Field of variable charge distribution over all space

[BenR]

Homework Statement

A charge distribution has uniform density in the x-y directions and varies with z according to: ρ(z) = ρ0e−|z|/t

where ρ0 and t are constants.

(a) Find the potential V (z) and the electric field E(z)

(b) Sketch them clearly showing their behaviors in the regions |z| ≪ t and |z| ≫ t.

(c) In the region |z| ≫ t, the system should behave as if there were a uniform sheet of charge. Find the effective charge density σ.

Homework Equations

I am not certain I'm setting up the integral for the field correctly. This is what I've set up as the integrand (I'm doing this on my phone and will do my best to be clear).

1/4pi(epsilon naught)•(rho(z)•(z-z naught) dx dy dz)/(x^2+y^2+(z-z naught)^2)^(3/2).

This is all times z hat, and integrated from
-L to L, after which I will take the limits as L goes to infinity.

I have obviously discarded x and y hats, because the charge is uniform in those directions and the non- z components will cancel, but should contribute something in the z direction. The quantity raised to the three halves is the separation vector times the denominator of the unit vector r (only the z component of which survived in the numerator).

What I'm getting is a x/sqrt(x^2+(yz terms)), and factoring out a x from under the radical and taking x to positive and negative infinity I get 1.

Left over(ignoring constants in front) is rho(z) (z-znaught)dydz/(y^2+(z-znaught)^2)

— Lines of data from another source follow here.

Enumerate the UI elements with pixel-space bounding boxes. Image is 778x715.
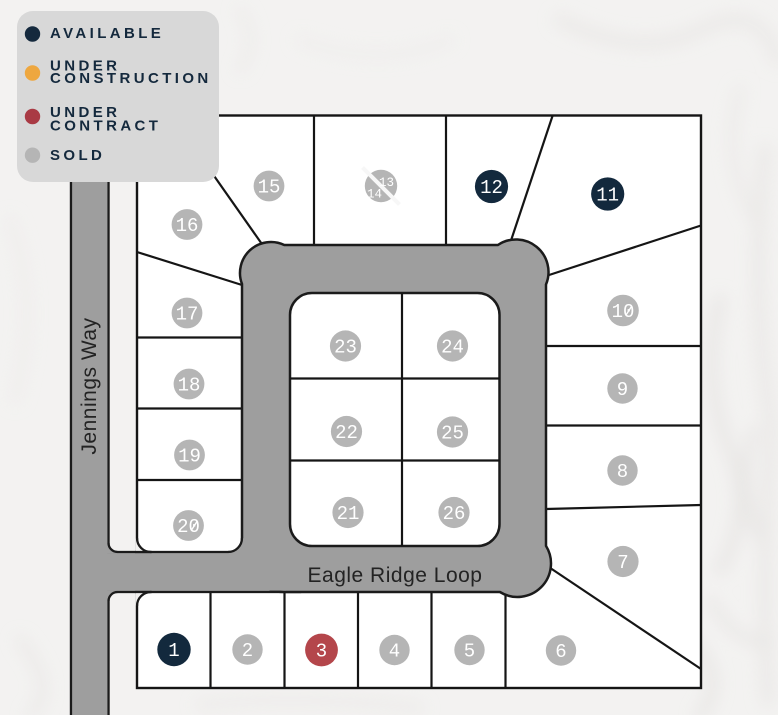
svg-text:Jennings Way: Jennings Way xyxy=(78,317,101,454)
svg-text:16: 16 xyxy=(176,215,199,237)
svg-text:24: 24 xyxy=(441,337,464,359)
svg-text:Eagle Ridge Loop: Eagle Ridge Loop xyxy=(308,564,483,587)
svg-text:1: 1 xyxy=(168,640,179,662)
svg-text:11: 11 xyxy=(596,185,619,207)
svg-text:5: 5 xyxy=(464,641,475,663)
svg-text:6: 6 xyxy=(555,641,566,663)
svg-text:8: 8 xyxy=(617,461,628,483)
svg-text:CONSTRUCTION: CONSTRUCTION xyxy=(50,70,212,87)
svg-text:CONTRACT: CONTRACT xyxy=(50,118,161,135)
svg-text:10: 10 xyxy=(612,301,635,323)
svg-text:AVAILABLE: AVAILABLE xyxy=(50,25,164,42)
svg-text:20: 20 xyxy=(177,516,200,538)
svg-text:17: 17 xyxy=(176,304,199,326)
svg-text:26: 26 xyxy=(443,503,466,525)
svg-text:25: 25 xyxy=(441,423,464,445)
svg-text:12: 12 xyxy=(480,177,503,199)
svg-text:18: 18 xyxy=(178,375,201,397)
svg-text:21: 21 xyxy=(337,503,360,525)
svg-text:15: 15 xyxy=(258,177,281,199)
svg-text:SOLD: SOLD xyxy=(50,147,105,164)
svg-text:3: 3 xyxy=(316,641,327,663)
svg-text:9: 9 xyxy=(617,379,628,401)
svg-text:4: 4 xyxy=(389,641,400,663)
svg-text:23: 23 xyxy=(334,337,357,359)
svg-text:2: 2 xyxy=(242,640,253,662)
svg-text:19: 19 xyxy=(178,446,201,468)
svg-text:14: 14 xyxy=(367,188,382,202)
svg-text:22: 22 xyxy=(335,422,358,444)
svg-text:7: 7 xyxy=(617,552,628,574)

Integrating over y, I get rho(z)•(z-znaught)•1/(z-znaught)•arctan (1/y) which when evaluated from negative to positive infinity gives me pi.

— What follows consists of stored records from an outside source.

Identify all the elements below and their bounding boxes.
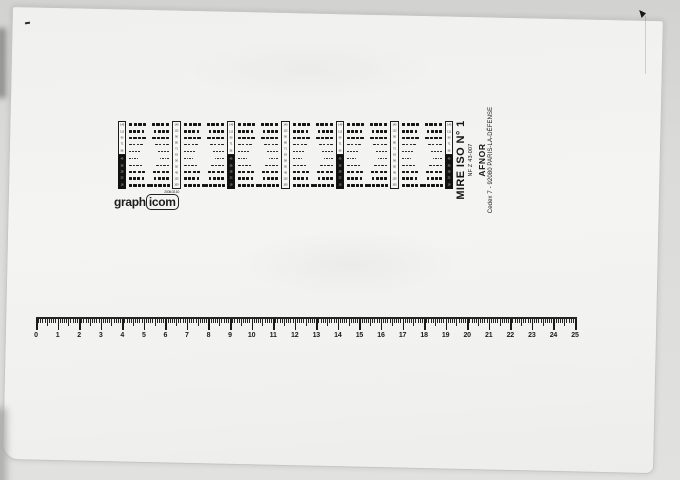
dot-cluster	[238, 171, 254, 173]
scale-bar-value: 90	[392, 135, 396, 139]
pattern-dot	[301, 177, 304, 180]
dot-pattern-row	[237, 155, 279, 161]
dot-cluster	[324, 158, 333, 159]
pattern-dot	[408, 151, 410, 152]
pattern-dot	[316, 137, 319, 139]
pattern-dot	[210, 144, 213, 145]
ruler-tick	[566, 319, 567, 323]
pattern-dot	[193, 184, 196, 187]
ruler-tick	[131, 319, 132, 323]
pattern-dot	[384, 177, 387, 180]
pattern-dot	[356, 137, 359, 139]
pattern-dot	[402, 158, 404, 159]
dot-pattern-row	[183, 128, 225, 134]
ruler-tick	[379, 319, 380, 323]
id-bar-value: 56	[447, 149, 451, 153]
pattern-dot	[316, 123, 319, 126]
pattern-dot	[193, 171, 196, 173]
dot-pattern-row	[237, 142, 279, 148]
pattern-dot	[137, 158, 139, 159]
pattern-dot	[440, 151, 442, 152]
ruler-tick	[508, 319, 509, 323]
pattern-dot	[137, 144, 140, 145]
dot-cluster	[156, 165, 169, 166]
pattern-dot	[402, 171, 405, 173]
ruler-tick	[180, 319, 181, 323]
pattern-dot	[267, 151, 269, 152]
dot-cluster	[184, 151, 195, 152]
pattern-dot	[213, 130, 216, 133]
pattern-dot	[347, 123, 350, 126]
pattern-dot	[247, 171, 250, 173]
pattern-dot	[134, 123, 137, 126]
pattern-dot	[166, 177, 169, 180]
ruler-tick	[573, 319, 574, 323]
pattern-dot	[267, 130, 270, 133]
ruler-tick	[64, 319, 65, 323]
dot-pattern-row	[183, 182, 225, 188]
dot-cluster	[184, 130, 199, 133]
ruler-tick	[346, 319, 347, 323]
dot-pattern-row	[346, 162, 388, 168]
id-bar-value: 140	[447, 123, 451, 127]
pattern-dot	[347, 130, 350, 133]
pattern-dot	[435, 171, 438, 173]
scale-bar-value: 50	[392, 165, 396, 169]
pattern-dot	[352, 158, 354, 159]
dot-cluster	[238, 165, 251, 166]
ruler-tick	[575, 319, 577, 330]
pattern-dot	[373, 144, 376, 145]
dot-cluster	[184, 137, 201, 139]
pattern-id-bar: 1401129071564536282218	[118, 121, 126, 189]
pattern-dot	[251, 130, 254, 133]
pattern-dot	[132, 158, 134, 159]
dot-cluster	[263, 130, 278, 133]
pattern-dot	[436, 165, 439, 166]
ruler-tick	[405, 319, 406, 323]
id-bar-value: 90	[447, 136, 451, 140]
ruler-tick	[265, 319, 266, 323]
pattern-id-bar: 1401129071564536282218	[445, 121, 453, 189]
id-bar-top: 140112907156	[445, 121, 453, 155]
pattern-dot	[376, 130, 379, 133]
pattern-dot	[137, 177, 140, 180]
ruler-tick	[211, 319, 212, 323]
dot-cluster	[129, 137, 146, 139]
dot-cluster	[293, 165, 306, 166]
dot-cluster	[318, 177, 333, 180]
ruler-tick	[200, 319, 201, 323]
ruler-tick	[500, 319, 501, 326]
ruler-tick	[422, 319, 423, 323]
dot-cluster	[265, 165, 278, 166]
ruler-tick	[299, 319, 300, 323]
ruler-tick	[66, 319, 67, 323]
pattern-dot	[326, 130, 329, 133]
logo-text-boxed: icom2006.02.10	[146, 194, 179, 210]
dot-cluster	[402, 151, 413, 152]
pattern-dot	[293, 158, 295, 159]
pattern-dot	[330, 130, 333, 133]
ruler-tick	[368, 319, 369, 323]
ruler-tick	[396, 319, 397, 323]
pattern-dot	[368, 184, 371, 187]
pattern-dot	[293, 171, 296, 173]
dot-cluster	[370, 123, 387, 126]
ruler-tick	[478, 319, 479, 326]
pattern-dot	[265, 165, 268, 166]
pattern-dot	[188, 165, 191, 166]
ruler-tick	[155, 319, 156, 326]
pattern-dot	[152, 123, 155, 126]
dot-cluster	[428, 144, 442, 145]
pattern-dot	[267, 177, 270, 180]
pattern-dot	[215, 158, 217, 159]
pattern-dot	[263, 130, 266, 133]
pattern-dot	[271, 171, 274, 173]
pattern-dot	[440, 184, 443, 187]
pattern-dot	[360, 171, 363, 173]
pattern-dot	[402, 184, 405, 187]
pattern-dot	[300, 165, 303, 166]
ruler-tick	[196, 319, 197, 323]
pattern-dot	[221, 123, 224, 126]
ruler-tick	[269, 319, 270, 323]
ruler-tick	[224, 319, 225, 323]
pattern-dot	[158, 130, 161, 133]
pattern-dot	[426, 171, 429, 173]
pattern-dot	[213, 177, 216, 180]
pattern-dot	[381, 165, 384, 166]
pattern-dot	[326, 177, 329, 180]
pattern-dot	[324, 158, 326, 159]
ruler-tick	[271, 319, 272, 323]
pattern-dot	[347, 144, 350, 145]
pattern-dot	[385, 151, 387, 152]
ruler-tick	[137, 319, 138, 323]
dot-cluster	[314, 184, 335, 187]
pattern-dot	[439, 137, 442, 139]
pattern-dot	[385, 165, 388, 166]
pattern-dot	[384, 144, 387, 145]
dot-cluster	[184, 165, 197, 166]
ruler-tick	[549, 319, 550, 323]
dot-cluster	[347, 165, 360, 166]
ruler-tick	[571, 319, 572, 323]
ruler-label: 23	[526, 332, 538, 339]
dot-cluster	[238, 184, 259, 187]
pattern-dot	[162, 158, 164, 159]
ruler-tick	[374, 319, 375, 323]
id-bar-value: 112	[338, 130, 342, 134]
pattern-dot	[140, 144, 143, 145]
pattern-dot	[129, 184, 132, 187]
pattern-dot	[301, 158, 303, 159]
pattern-dot	[304, 144, 307, 145]
ruler-tick	[536, 319, 537, 323]
pattern-dot	[197, 137, 200, 139]
pattern-dot	[347, 171, 350, 173]
pattern-dot	[133, 137, 136, 139]
pattern-dot	[192, 130, 195, 133]
dot-cluster	[264, 144, 278, 145]
ruler-tick	[409, 319, 410, 323]
pattern-dot	[371, 171, 374, 173]
dot-cluster	[293, 177, 308, 180]
ruler-tick	[215, 319, 216, 323]
ruler-tick	[377, 319, 378, 323]
ruler-tick	[105, 319, 106, 323]
pattern-dot	[197, 171, 200, 173]
pattern-dot	[161, 123, 164, 126]
ruler-tick	[331, 319, 332, 323]
scale-bar-value: 71	[174, 147, 178, 151]
dot-cluster	[259, 184, 280, 187]
pattern-dot	[306, 137, 309, 139]
dot-cluster	[208, 171, 224, 173]
pattern-dot	[355, 130, 358, 133]
ruler-tick	[152, 319, 153, 323]
pattern-dot	[271, 158, 273, 159]
scale-bar-value: 140	[283, 123, 287, 127]
pattern-dot	[275, 144, 278, 145]
dot-pattern-row	[292, 155, 334, 161]
ruler-tick	[103, 319, 104, 323]
id-bar-value: 56	[229, 149, 233, 153]
pattern-dot	[327, 144, 330, 145]
dot-cluster	[347, 130, 362, 133]
dot-cluster	[427, 177, 442, 180]
pattern-dot	[331, 151, 333, 152]
pattern-scale-bar: 14011290807163565045125100	[281, 121, 290, 189]
pattern-dot	[155, 144, 158, 145]
pattern-dot	[212, 171, 215, 173]
ruler-tick	[133, 319, 134, 326]
pattern-dot	[167, 184, 170, 187]
dot-cluster	[374, 165, 387, 166]
pattern-dot	[440, 158, 442, 159]
ruler-tick	[562, 319, 563, 323]
ruler-tick	[564, 319, 565, 326]
dot-cluster	[150, 184, 171, 187]
dot-cluster	[261, 123, 278, 126]
ruler-tick	[306, 319, 307, 326]
dot-cluster	[210, 144, 224, 145]
pattern-dot	[221, 144, 224, 145]
pattern-dot	[221, 130, 224, 133]
dot-cluster	[238, 151, 249, 152]
ruler-tick	[372, 319, 373, 323]
ruler-tick	[241, 319, 242, 326]
pattern-dot	[323, 144, 326, 145]
pattern-dot	[380, 177, 383, 180]
id-bar-bottom: 4536282218	[336, 155, 344, 189]
scale-bar-value: 125	[283, 177, 287, 181]
pattern-dot	[435, 158, 437, 159]
scale-bar-value: 56	[174, 159, 178, 163]
ruler-tick	[62, 319, 63, 323]
ruler-tick	[349, 319, 350, 326]
id-bar-value: 45	[120, 157, 124, 161]
ruler-label: 21	[483, 332, 495, 339]
ruler-tick	[90, 319, 91, 326]
pattern-dot	[425, 137, 428, 139]
pattern-dot	[222, 158, 224, 159]
pattern-dot	[197, 184, 200, 187]
pattern-dot	[347, 177, 350, 180]
pattern-dot	[411, 123, 414, 126]
scale-bar-value: 56	[392, 159, 396, 163]
pattern-dot	[299, 151, 301, 152]
pattern-dot	[138, 184, 141, 187]
dot-cluster	[160, 158, 169, 159]
dot-pattern-row	[237, 122, 279, 128]
id-bar-value: 71	[229, 142, 233, 146]
pattern-dot	[432, 144, 435, 145]
scale-bar-value: 125	[174, 177, 178, 181]
pattern-dot	[425, 123, 428, 126]
pattern-dot	[136, 165, 139, 166]
dot-cluster	[372, 130, 387, 133]
pattern-dot	[415, 130, 418, 133]
dot-cluster	[347, 177, 362, 180]
pattern-dot	[218, 165, 221, 166]
pattern-dot	[184, 144, 187, 145]
dot-cluster	[184, 144, 198, 145]
ruler-tick	[357, 319, 358, 323]
pattern-dot	[193, 151, 195, 152]
ruler-tick	[353, 319, 354, 323]
ruler-tick	[234, 319, 235, 323]
pattern-dot	[381, 144, 384, 145]
pattern-dot	[322, 130, 325, 133]
pattern-dot	[434, 151, 436, 152]
dot-cluster	[238, 177, 253, 180]
pattern-dot	[376, 151, 378, 152]
dot-pattern-row	[183, 162, 225, 168]
pattern-dot	[129, 165, 132, 166]
pattern-dot	[415, 184, 418, 187]
ruler-tick	[55, 319, 56, 323]
ruler: 0123456789101112131415161718192021222324…	[36, 317, 577, 345]
dot-cluster	[184, 123, 201, 126]
dot-cluster	[318, 130, 333, 133]
scale-bar-value: 45	[392, 171, 396, 175]
pattern-dot	[270, 151, 272, 152]
ruler-tick	[99, 319, 100, 323]
pattern-dot	[327, 184, 330, 187]
ruler-label: 17	[397, 332, 409, 339]
pattern-dot	[264, 144, 267, 145]
ruler-tick	[243, 319, 244, 323]
id-bar-value: 90	[229, 136, 233, 140]
pattern-dot	[430, 171, 433, 173]
dot-cluster	[293, 151, 304, 152]
pattern-dot	[440, 165, 443, 166]
pattern-dot	[142, 184, 145, 187]
dot-cluster	[129, 171, 145, 173]
pattern-dot	[218, 184, 221, 187]
ruler-tick	[390, 319, 391, 323]
pattern-dot	[370, 137, 373, 139]
pattern-dot	[293, 177, 296, 180]
pattern-dot	[439, 130, 442, 133]
dot-pattern-row	[237, 128, 279, 134]
ruler-tick	[504, 319, 505, 323]
ruler-tick	[497, 319, 498, 323]
pattern-dot	[410, 158, 412, 159]
dot-pattern-row	[183, 169, 225, 175]
id-bar-value: 140	[120, 123, 124, 127]
pattern-dot	[272, 184, 275, 187]
pattern-dot	[157, 137, 160, 139]
dot-pattern-row	[128, 176, 170, 182]
ruler-tick	[308, 319, 309, 323]
dot-cluster	[402, 158, 411, 159]
pattern-dot	[377, 144, 380, 145]
pattern-dot	[429, 165, 432, 166]
pattern-dot	[184, 123, 187, 126]
scale-bar-value: 56	[283, 159, 287, 163]
pattern-dot	[129, 158, 131, 159]
pattern-dot	[275, 137, 278, 139]
pattern-dot	[138, 171, 141, 173]
pattern-dot	[325, 151, 327, 152]
ruler-tick	[463, 319, 464, 323]
ruler-label: 13	[310, 332, 322, 339]
pattern-dot	[347, 184, 350, 187]
scale-bar-value: 140	[174, 123, 178, 127]
dot-pattern-row	[128, 122, 170, 128]
ruler-tick	[415, 319, 416, 323]
pattern-dot	[376, 184, 379, 187]
pattern-dot	[411, 184, 414, 187]
pattern-dot	[384, 123, 387, 126]
pattern-dot	[318, 177, 321, 180]
ruler-tick	[502, 319, 503, 323]
dot-pattern-row	[346, 122, 388, 128]
dot-pattern-block	[401, 121, 443, 189]
dot-pattern-block	[128, 121, 170, 189]
pattern-dot	[402, 177, 405, 180]
scale-bar-value: 63	[174, 153, 178, 157]
id-bar-value: 22	[447, 176, 451, 180]
pattern-dot	[251, 177, 254, 180]
dot-pattern-row	[401, 135, 443, 141]
pattern-dot	[360, 137, 363, 139]
pattern-dot	[238, 123, 241, 126]
pattern-dot	[135, 151, 137, 152]
id-bar-value: 45	[447, 157, 451, 161]
ruler-tick	[525, 319, 526, 323]
pattern-dot	[370, 123, 373, 126]
ruler-tick	[260, 319, 261, 323]
ruler-tick	[127, 319, 128, 323]
ruler-tick	[398, 319, 399, 323]
pattern-dot	[351, 137, 354, 139]
ruler-tick	[461, 319, 462, 323]
pattern-dot	[209, 184, 212, 187]
pattern-dot	[375, 171, 378, 173]
scale-bar-value: 71	[283, 147, 287, 151]
pattern-dot	[142, 171, 145, 173]
ruler-tick	[170, 319, 171, 323]
pattern-dot	[416, 123, 419, 126]
pattern-dot	[320, 165, 323, 166]
pattern-dot	[372, 184, 375, 187]
test-strip: 1401129071564536282218140112908071635650…	[118, 121, 453, 189]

So now I'm left with an integral of just rho(z) with no terms for distance which seems strange.

The Attempt at a Solution

I guess I put my attempt above. Oops. At any rate, is this a sensible way to go about this? I suppose considering I'm essentially integrating over expanding spheres a term of pi makes sense, but I can't find any similar examples to corroborate my approach. I haven't attempted the second and third parts yet but who knows what that will yield. I'd appreciate any critique or suggestions regarding methodology or set up, whether my approach is yielding what looks like a correct answer or not (it seems somewhat cumbersome but maybe it just is). In the future I will try to actually format this on my phone.

 

[haruspex]

I have not tried following your hard-won alphanumeric equations, but what I don't see is any reference to the field at a point from an infinite uniformly charged plate. That would seem to be a useful starting point.

 

[BenR]

I mean... That's what I'm getting basically. I'm left with rho(z)/epsilon, and rho(0) gives me a constant which would be the surface charge density for any plane normal to the z axis. So now integrating z over infinity should yield a sensible answer

 

[haruspex]

I mean... That's what I'm getting basically. I'm left with rho(z)/epsilon, and rho(0) gives me a constant which would be the surface charge density for any plane normal to the z axis. So now integrating z over infinity should yield a sensible answer

Sorry, but I can't follow what you are saying there. It would be clearer if you would post your actual working.
What is the charge density of a plate of thickness dz, normal to the z axis, passing through the ordinate z?